In other words, if Apply extends Functor, then it naturally extends Semigroupal as well. Now, with the product method set, we can implement a much useful method that you may have used in real life — mapN:

def mapN[A, B, C](fa: F[A], fb: F[B])(f: (A, B) => C): F[C] = {
  map(product(fa, fb)) {
    case (a,b) => f(a,b)
  }
}

The mapN method not only does a (cartesian) product between two wrapped values, but it also applies a function to the elements being tupled. Our hierarchy now looks like this:

                      Functor            Semigroupal
                         │                    │
                 ┌───────┴────────┐ ┌─────────┘
 Semigroup       │                ▼ ▼
     │           │               Apply
     │           │                 │
     ▼           ▼                 │
  Monoid     FlatMap               ▼
                 │             Applicative
                 │                 │
                 └───────┬─────────┘
                         │
                         ▼
                       Monad

7. Error Types

Besides Applicatives which can wrap successful values of type A into a wrapped type F[A], we can also wrap error types and treat them in the same way:

trait ApplicativeError[F[_], E] extends Applicative[F] {
  def raiseError[A](error: E): F[A]
}

The raiseError method can take an undesirable, “error” value and wrap that into a wrapped type F[A]. Notice that the error type E does not appear in the result type F[A] — that’s because we treat wrapped types in the same way down the line, regardless of whether they’re successful or not, and treat the error cases later in a purely functional way if we need to.

In the same style, we have an error-enhanced monadic type as well, called MonadError:

trait MonadError[F[_], E] extends ApplicativeError[F, E] with Monad[F]

And thus, the final type class hierarchy looks like this:

                      Functor            Semigroupal
                         │                    │
                 ┌───────┴────────┐ ┌─────────┘
 Semigroup       │                ▼ ▼
     │           │               Apply
     ▼           ▼                 │
  Monoid     FlatMap               ▼
                 │             Applicative
                 │                 │
                 └───────┬─────────┤
                         ▼         │
                       Monad       │
                         │         ▼
                         │    ApplicativeError
                         │         │
                         └─────┬───┘
                               │
                               ▼
                          MonadError

8. Conclusion

In this article, we’ve gone over the major type classes in Cats and established the basic relationship between them.
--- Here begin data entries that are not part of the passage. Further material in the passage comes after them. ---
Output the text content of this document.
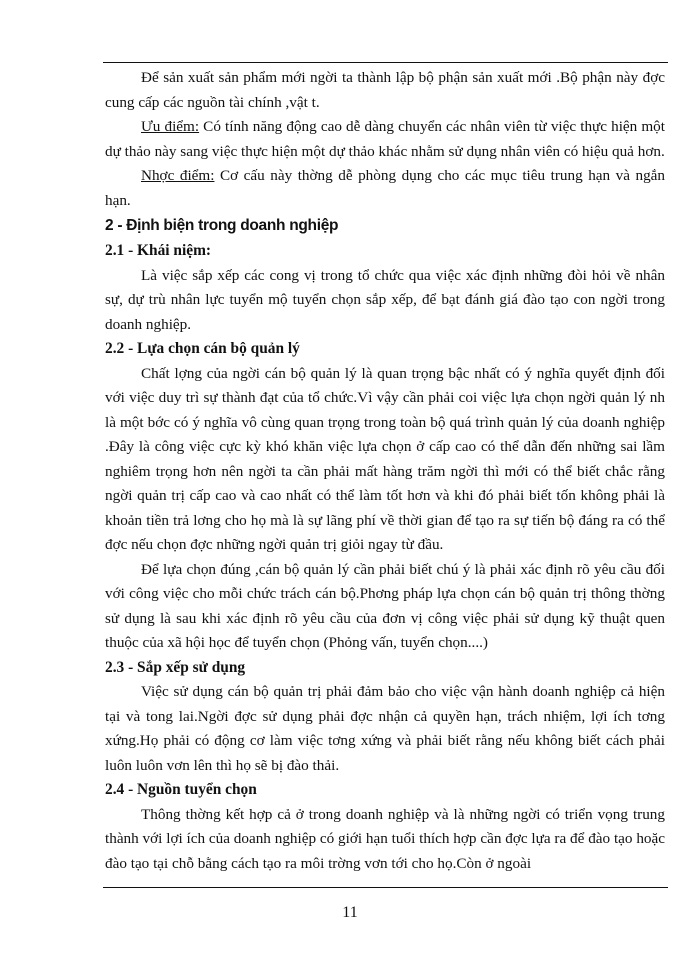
Để sản xuất sản phẩm mới ngời ta thành lập bộ phận sản xuất mới .Bộ phận này đợc cung cấp các nguồn tài chính ,vật t.

Ưu điểm: Có tính năng động cao dễ dàng chuyển các nhân viên từ việc thực hiện một dự thảo này sang việc thực hiện một dự thảo khác nhằm sử dụng nhân viên có hiệu quả hơn.

Nhợc điểm: Cơ cấu này thờng dễ phòng dụng cho các mục tiêu trung hạn và ngắn hạn.

2 - Định biện trong doanh nghiệp

2.1 - Khái niệm:

Là việc sắp xếp các cong vị trong tổ chức qua việc xác định những đòi hỏi về nhân sự, dự trù nhân lực tuyển mộ tuyển chọn sắp xếp, để bạt đánh giá đào tạo con ngời trong doanh nghiệp.

2.2 - Lựa chọn cán bộ quản lý

Chất lợng của ngời cán bộ quản lý là quan trọng bậc nhất có ý nghĩa quyết định đối với việc duy trì sự thành đạt của tổ chức.Vì vậy cần phải coi việc lựa chọn ngời quản lý nh là một bớc có ý nghĩa vô cùng quan trọng trong toàn bộ quá trình quản lý của doanh nghiệp .Đây là công việc cực kỳ khó khăn việc lựa chọn ở cấp cao có thể dẫn đến những sai lầm nghiêm trọng hơn nên ngời ta cần phải mất hàng trăm ngời thì mới có thể biết chắc rằng ngời quản trị cấp cao và cao nhất có thể làm tốt hơn và khi đó phải biết tốn không phải là khoản tiền trả lơng cho họ mà là sự lãng phí về thời gian để tạo ra sự tiến bộ đáng ra có thể đợc nếu chọn đợc những ngời quản trị giỏi ngay từ đầu.

Để lựa chọn đúng ,cán bộ quản lý cần phải biết chú ý là phải xác định rõ yêu cầu đối với công việc cho mỗi chức trách cán bộ.Phơng pháp lựa chọn cán bộ quản trị thông thờng sử dụng là sau khi xác định rõ yêu cầu của đơn vị công việc phải sử dụng kỹ thuật quen thuộc của xã hội học để tuyển chọn (Phỏng vấn, tuyển chọn....)

2.3 - Sắp xếp sử dụng

Việc sử dụng cán bộ quản trị phải đảm bảo cho việc vận hành doanh nghiệp cả hiện tại và tong lai.Ngời đợc sử dụng phải đợc nhận cả quyền hạn, trách nhiệm, lợi ích tơng xứng.Họ phải có động cơ làm việc tơng xứng và phải biết rằng nếu không biết cách phải luôn luôn vơn lên thì họ sẽ bị đào thải.

2.4 - Nguồn tuyển chọn

Thông thờng kết hợp cả ở trong doanh nghiệp và là những ngời có triển vọng trung thành với lợi ích của doanh nghiệp có giới hạn tuổi thích hợp cần đợc lựa ra để đào tạo hoặc đào tạo tại chỗ bằng cách tạo ra môi trờng vơn tới cho họ.Còn ở ngoài

11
The deep reasoning behind them is complex and way outside the scope of this piece, but hopefully you got the main intuition behind most (maybe all) of the type classes and relationships above.

Obviously, the Cats course describes everything in detail, with lots of exercises and many more functionalities of Cats that we did not have time to even touch in this article — e.g. data validation, purely functional state, modes of evaluation, traversing, Kleisli, type class variance — but I hope this article gave you some essential tips on how to start looking at the core type classes so you can use them for your own projects.